During the 2016 fall quarter, I wrote a cache simulator while taking computer architecture. Here is a (late) post documenting it.

Theory

In order to deal with the problem that faster memory is also more expensive most computers use a hierarchy of increasingly large but slow memories. The system attempts to store values that it will need soon in higher levels of memory in increase efficiency. This process is called caching.

There are many caching schemes available with various tradeoffs. This simulator allows you to experiment with several potential parameters to a cache and then run a number of simulated memory accesses. You can then see various properties of these accesses, such as if they resulted in a cache hit or if the cache would have needed to delegate to the next level in the memory hierarchy.

You can access it at https://cs.williamritson.com/#/cache

Configuration

You can configure most of the simulators options in the top left card. Be warned, many of these values will cause odd or undefined behavior if they are not set to powers of 2.

Address Size

The address size is how large a memory address the machine uses.

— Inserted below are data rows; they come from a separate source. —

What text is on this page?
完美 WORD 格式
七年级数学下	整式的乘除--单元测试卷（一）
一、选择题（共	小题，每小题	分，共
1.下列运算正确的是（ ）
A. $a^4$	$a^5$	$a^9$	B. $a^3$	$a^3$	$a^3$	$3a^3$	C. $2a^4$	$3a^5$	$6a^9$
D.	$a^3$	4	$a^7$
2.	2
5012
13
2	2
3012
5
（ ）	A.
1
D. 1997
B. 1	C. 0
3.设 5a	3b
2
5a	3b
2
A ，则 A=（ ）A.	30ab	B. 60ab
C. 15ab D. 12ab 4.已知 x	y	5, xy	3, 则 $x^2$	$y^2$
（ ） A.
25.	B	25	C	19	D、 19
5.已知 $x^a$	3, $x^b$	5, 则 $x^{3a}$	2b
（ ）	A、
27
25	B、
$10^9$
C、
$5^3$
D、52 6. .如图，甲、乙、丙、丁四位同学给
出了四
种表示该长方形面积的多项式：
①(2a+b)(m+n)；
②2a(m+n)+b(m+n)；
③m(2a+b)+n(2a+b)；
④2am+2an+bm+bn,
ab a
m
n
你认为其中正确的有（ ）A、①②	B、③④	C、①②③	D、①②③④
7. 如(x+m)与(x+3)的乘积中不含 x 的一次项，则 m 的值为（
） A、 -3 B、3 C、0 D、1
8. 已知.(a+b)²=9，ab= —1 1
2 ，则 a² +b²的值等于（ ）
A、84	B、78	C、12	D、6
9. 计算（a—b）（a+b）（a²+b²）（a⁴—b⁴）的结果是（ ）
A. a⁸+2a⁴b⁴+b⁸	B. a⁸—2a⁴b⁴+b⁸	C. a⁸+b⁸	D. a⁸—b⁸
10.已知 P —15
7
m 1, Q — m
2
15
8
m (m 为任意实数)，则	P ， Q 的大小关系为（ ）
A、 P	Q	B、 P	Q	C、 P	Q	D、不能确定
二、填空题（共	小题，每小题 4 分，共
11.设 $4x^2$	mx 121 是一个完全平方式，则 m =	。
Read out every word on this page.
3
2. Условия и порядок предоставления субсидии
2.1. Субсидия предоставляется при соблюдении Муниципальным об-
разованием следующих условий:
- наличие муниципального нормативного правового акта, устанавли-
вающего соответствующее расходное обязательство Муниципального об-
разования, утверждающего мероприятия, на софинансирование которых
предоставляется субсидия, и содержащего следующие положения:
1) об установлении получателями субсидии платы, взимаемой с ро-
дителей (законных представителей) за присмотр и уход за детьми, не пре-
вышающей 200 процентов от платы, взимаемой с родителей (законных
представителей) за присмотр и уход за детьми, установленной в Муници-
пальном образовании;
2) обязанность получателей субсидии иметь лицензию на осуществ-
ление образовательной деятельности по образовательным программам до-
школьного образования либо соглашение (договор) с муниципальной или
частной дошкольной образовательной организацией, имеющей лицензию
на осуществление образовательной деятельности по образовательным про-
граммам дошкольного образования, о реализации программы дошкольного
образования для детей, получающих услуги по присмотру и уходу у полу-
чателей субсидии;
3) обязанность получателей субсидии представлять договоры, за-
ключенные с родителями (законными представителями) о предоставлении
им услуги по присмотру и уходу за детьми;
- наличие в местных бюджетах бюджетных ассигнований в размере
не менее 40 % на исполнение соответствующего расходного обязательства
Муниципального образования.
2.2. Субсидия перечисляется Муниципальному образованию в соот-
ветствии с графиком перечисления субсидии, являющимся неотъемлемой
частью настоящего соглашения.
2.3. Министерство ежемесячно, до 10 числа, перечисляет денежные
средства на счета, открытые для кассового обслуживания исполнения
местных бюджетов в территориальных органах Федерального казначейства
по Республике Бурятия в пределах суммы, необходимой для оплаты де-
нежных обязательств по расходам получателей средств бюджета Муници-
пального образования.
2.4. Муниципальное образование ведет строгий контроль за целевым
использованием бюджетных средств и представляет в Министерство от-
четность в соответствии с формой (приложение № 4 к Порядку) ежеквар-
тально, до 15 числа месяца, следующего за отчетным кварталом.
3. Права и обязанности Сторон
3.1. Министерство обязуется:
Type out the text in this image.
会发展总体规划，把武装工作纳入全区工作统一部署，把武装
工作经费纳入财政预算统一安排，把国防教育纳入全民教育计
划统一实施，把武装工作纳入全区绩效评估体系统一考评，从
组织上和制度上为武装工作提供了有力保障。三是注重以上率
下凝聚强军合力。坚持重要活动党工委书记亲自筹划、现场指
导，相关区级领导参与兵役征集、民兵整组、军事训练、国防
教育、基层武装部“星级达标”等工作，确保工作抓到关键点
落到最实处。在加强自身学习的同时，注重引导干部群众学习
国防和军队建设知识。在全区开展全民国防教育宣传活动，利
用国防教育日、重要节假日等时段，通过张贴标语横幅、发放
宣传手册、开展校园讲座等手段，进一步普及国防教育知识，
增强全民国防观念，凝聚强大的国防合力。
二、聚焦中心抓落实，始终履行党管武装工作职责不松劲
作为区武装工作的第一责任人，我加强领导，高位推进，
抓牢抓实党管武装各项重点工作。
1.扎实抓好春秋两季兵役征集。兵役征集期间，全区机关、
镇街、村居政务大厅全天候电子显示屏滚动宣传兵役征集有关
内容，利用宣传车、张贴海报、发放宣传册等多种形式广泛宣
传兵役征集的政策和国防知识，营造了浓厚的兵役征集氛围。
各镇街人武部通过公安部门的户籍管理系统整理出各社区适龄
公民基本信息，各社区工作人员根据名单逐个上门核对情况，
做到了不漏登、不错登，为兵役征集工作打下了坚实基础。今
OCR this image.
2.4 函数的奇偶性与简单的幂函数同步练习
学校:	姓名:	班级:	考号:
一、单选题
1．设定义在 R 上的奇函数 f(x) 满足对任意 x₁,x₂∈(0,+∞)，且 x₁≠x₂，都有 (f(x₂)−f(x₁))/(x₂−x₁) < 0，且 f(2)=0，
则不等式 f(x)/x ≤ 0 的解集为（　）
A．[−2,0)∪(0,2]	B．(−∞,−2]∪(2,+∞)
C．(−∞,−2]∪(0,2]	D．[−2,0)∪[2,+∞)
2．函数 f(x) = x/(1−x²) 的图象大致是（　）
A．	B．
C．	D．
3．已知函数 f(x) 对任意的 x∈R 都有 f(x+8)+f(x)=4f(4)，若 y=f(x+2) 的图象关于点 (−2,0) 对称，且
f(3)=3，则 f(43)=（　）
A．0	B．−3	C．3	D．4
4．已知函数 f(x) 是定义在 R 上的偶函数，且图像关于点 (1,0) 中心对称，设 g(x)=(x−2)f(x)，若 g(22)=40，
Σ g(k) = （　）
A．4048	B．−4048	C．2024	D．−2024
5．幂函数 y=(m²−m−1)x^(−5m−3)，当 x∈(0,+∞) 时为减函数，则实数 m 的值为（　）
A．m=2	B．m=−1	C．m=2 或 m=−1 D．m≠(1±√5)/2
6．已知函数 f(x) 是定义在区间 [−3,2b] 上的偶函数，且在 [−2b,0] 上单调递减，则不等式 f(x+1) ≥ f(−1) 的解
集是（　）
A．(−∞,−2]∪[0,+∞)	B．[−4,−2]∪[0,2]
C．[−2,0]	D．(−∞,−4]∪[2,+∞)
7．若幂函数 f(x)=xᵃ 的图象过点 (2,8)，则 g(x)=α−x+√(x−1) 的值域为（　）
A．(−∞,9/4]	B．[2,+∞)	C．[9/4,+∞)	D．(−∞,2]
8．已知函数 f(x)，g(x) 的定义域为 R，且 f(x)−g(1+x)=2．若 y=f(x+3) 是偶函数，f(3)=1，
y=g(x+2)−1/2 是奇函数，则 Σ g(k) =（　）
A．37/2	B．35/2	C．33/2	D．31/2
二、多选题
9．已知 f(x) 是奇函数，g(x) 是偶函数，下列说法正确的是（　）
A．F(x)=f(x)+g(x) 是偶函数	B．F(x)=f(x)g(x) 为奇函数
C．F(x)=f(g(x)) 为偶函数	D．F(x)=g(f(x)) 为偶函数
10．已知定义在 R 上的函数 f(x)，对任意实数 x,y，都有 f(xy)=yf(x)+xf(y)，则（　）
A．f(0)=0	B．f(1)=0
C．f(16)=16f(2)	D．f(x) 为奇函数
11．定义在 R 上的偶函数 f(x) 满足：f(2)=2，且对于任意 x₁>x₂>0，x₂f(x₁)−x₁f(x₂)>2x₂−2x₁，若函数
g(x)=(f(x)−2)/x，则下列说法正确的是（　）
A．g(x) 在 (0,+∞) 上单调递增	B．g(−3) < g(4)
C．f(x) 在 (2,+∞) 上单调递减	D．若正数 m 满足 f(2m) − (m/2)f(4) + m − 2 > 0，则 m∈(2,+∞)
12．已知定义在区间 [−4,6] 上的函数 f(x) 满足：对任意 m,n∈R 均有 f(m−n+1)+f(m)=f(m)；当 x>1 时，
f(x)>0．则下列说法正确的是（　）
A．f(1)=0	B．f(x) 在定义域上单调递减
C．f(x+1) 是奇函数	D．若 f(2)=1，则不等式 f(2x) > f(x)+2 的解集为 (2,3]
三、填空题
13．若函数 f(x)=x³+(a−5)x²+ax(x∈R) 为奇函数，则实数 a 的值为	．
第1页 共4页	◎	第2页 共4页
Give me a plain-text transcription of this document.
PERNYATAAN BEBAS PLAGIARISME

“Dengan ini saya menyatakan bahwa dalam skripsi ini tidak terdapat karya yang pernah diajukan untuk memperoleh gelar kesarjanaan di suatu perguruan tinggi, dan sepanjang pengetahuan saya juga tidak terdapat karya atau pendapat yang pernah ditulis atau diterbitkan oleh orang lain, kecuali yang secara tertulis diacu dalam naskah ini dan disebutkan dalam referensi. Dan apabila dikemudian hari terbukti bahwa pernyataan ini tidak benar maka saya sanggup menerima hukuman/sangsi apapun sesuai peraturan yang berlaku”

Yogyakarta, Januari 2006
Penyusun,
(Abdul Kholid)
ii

This controls how many different possible locations it can store a unit of memory. For example, a 32-bit machine has 232 = 4,294,967,296 possible unique addresses. This means that it uses byte addressing it can at most utilize about 4 gigabytes of space. Of course, that is the main memory, the cache will likely be much smaller. This is usually either 16, 32 or 64 bits in real machines.

Minimum Addressable Unit

The minimum addressable unit is the smallest unit of memory that gets a unique address within the system. For example if it is one byte then the system is called byte addressable. That would imply it is possible for the system to address a single byte, but not an individual bit. Many systems are also word or half-word addressable (in this simulator a word is always four bytes and a half-word always 2).

Cache Size

The cache size is the total amount of memory available to the cache. This is usually much smaller than the amount of total system memory. Larger caches are generally better, all things being equal, but may come with tradeoffs in terms of speed or price.

Block Size

The block size refers to how much memory the cache loads in at one time. This is usually bigger than the minimum addressable unit meaning that the cache loads in a chunk of memory which is referred to by multiple addresses at the same time. This allows the cache to take advantage of special locality, the principle that data is often read sequentially (eg in the case of an array). Larger block sizes mean that less blocks can be stored but there is a greater chance of special locality.

Blocks per Set

Because a cache is not as large as main memory it must have a way of deciding where to store blocks and when to replace them. Thus, blocks are arranged into sets and hashed into them by their address. Many blocks will map to the same set. In a directly mapped cache (set size of one) each set only stores one block and immediately vacates it if another needs to take its place. But sets may be larger allowing multiple blocks to be stored within. They will then only vacate a block when they are out of room and they will do it by the replacement policy (next section)

Replacement policy Use LRU Policy)

Caches that use set sizes greater than one must have a mechanism for determining which block to vacate from a set in order to make room for a new one. This Is called the replacement policy. This simulator allows two different replacement policies LRU or least recently used and FIFO or first in first out. In LRU the block that was used farthest in the past is vacated. In FIFO the first block into the cache is the first one vacated.

Memory Accesses

Once you have configured the cache you still need to create a series of memory accesses to test it. There are only two real parameters here. Address and whether or not the access is a write. The address determines where the memory will end up in cache. Whether or not it is a write determines if it will modify the memory within the cache.

Interpreting results.

Once you have entered in all the accesses you want to preformed and hit the “run simulation” button results will appear in the results card. Here are the meanings of each row.

Address – The address of the accessed memory

Request Type – Whether the access was a read or write

Cacheline Index – The index of the block within the cache.

Hit or Miss? – An access is a hit if the desired memory was found in cache otherwise it is a miss.

Modified – This is 1 if the memory in the cache has been modified (by a write)

Tag - This is the section of the address used to resolve which of the several possible blocks that could map to a set was actually mapped to that set.

Data - This is the address of the block of memory to which contains the addressed memory.

Caused Replace - True if adding the block to the cache required another block to be removed from the cache.

Write Back to memory? – True if the cache must write back to memory. This happens when a modified block has to be vacated from the cache.